Иными словами, Д. Трамп никого не  удивил.  Его  политика стала продолжением политики республиканцев со времен «главного героя» Трампа президента начала 70-х Ричарда Никсона. В том числе и военной политики в отношении СССР и Вьетнама. Она стала во многом отражением общественного запроса на рост внутренних потребностей и свертывание внешнеполитической активности.

Вместе с тем не следует думать, что США перейдут к политике изоляционизма. Их смена акцента предполагает просто-напросто более эгоистическую внешнюю политику рационального использования национальных и коалиционных ресурсов. Это видно, например, на отношении Д. Трампа  к НАТО,  которое в течение   3 месяцев сменилось от системной критики («НАТО устарело») до критики финансирования («справедливо делить издержки»). Иллюстрацией этого тезиса являются социологические опросы, которые показывали, что в 2007-2016 годах сторонников и противников вмешательства США в дела других стран было примерно поровну.

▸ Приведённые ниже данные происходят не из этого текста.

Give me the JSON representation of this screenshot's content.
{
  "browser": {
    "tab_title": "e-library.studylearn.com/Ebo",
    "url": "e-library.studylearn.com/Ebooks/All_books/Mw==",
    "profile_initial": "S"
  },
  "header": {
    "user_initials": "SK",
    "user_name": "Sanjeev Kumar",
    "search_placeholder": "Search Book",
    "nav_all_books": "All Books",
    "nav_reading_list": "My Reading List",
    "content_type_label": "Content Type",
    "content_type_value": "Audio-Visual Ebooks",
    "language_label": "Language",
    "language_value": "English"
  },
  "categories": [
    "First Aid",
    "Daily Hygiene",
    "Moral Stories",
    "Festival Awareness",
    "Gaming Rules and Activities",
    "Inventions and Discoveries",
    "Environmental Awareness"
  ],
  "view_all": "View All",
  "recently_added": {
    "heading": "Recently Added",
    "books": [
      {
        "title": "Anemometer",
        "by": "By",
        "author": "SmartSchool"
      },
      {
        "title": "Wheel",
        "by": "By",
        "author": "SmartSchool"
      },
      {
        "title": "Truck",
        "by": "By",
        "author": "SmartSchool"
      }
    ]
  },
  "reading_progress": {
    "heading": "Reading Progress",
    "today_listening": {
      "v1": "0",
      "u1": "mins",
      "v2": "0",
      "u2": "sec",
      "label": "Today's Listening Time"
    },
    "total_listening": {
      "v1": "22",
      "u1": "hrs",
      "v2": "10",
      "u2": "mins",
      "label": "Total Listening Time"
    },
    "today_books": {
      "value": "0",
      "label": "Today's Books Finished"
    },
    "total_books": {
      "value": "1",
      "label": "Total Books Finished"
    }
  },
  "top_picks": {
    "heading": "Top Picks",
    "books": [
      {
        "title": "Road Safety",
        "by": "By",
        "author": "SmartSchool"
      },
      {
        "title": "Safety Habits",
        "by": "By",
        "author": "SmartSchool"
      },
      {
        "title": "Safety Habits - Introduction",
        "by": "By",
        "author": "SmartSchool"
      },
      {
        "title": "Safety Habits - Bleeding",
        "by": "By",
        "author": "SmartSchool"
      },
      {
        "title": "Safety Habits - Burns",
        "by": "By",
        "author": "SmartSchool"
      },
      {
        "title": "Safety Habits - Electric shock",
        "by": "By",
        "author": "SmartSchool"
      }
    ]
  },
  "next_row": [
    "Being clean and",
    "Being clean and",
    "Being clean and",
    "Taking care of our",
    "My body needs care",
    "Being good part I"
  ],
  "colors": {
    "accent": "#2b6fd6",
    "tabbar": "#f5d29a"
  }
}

Рис. 4. Опрос: должны ли США заниматься своими делами и давать делать то же самое другим странам[6]

Из этого следует, что не нужно необоснованно  рассчитывать на некие договоренности с Д. Трампом, которые могут быть исключительно следствием голых расчетов. В российской правящей элите, как и прежде в советской, остались влиятельные и настырные группы, продолжающие спекулировать на возможности  достижения  «равноправных»  договоренностей  с  США.  В памяти многих экспертов осталась «разрядка» и договоры по СНВ и ПРО, которые в действительности были просто вынужденным шагом США, боявшихся отстать в неконтролируемой гонке наступательных и оборонительных вооружений. Положительный эффект этих соглашений быстро иссяк, а ощущение обмана после этого сохранилось и особенно усилилось во времена Горбачева, заключившего сомнительные договоренности в области ограничения и сокращения вооружений.

Собственно инициативы США, особенно в области ядерного разоружения, будут направлены на консолидацию международного «общественного» мнения в антироссийском ключе под лозунгом «полной ликвидации ядерного оружия».

Возвращение к политике республиканцев Никсона–Рейгана означает, что сделана ставка на новое усиление позиции США как лидера западной ЛЧЦ и центра силы, возрождение глобального превосходства. Пафос Трампа и его команды полностью подтверждает эту стратегию — быть «самым сильным» и регулярно доказывать это.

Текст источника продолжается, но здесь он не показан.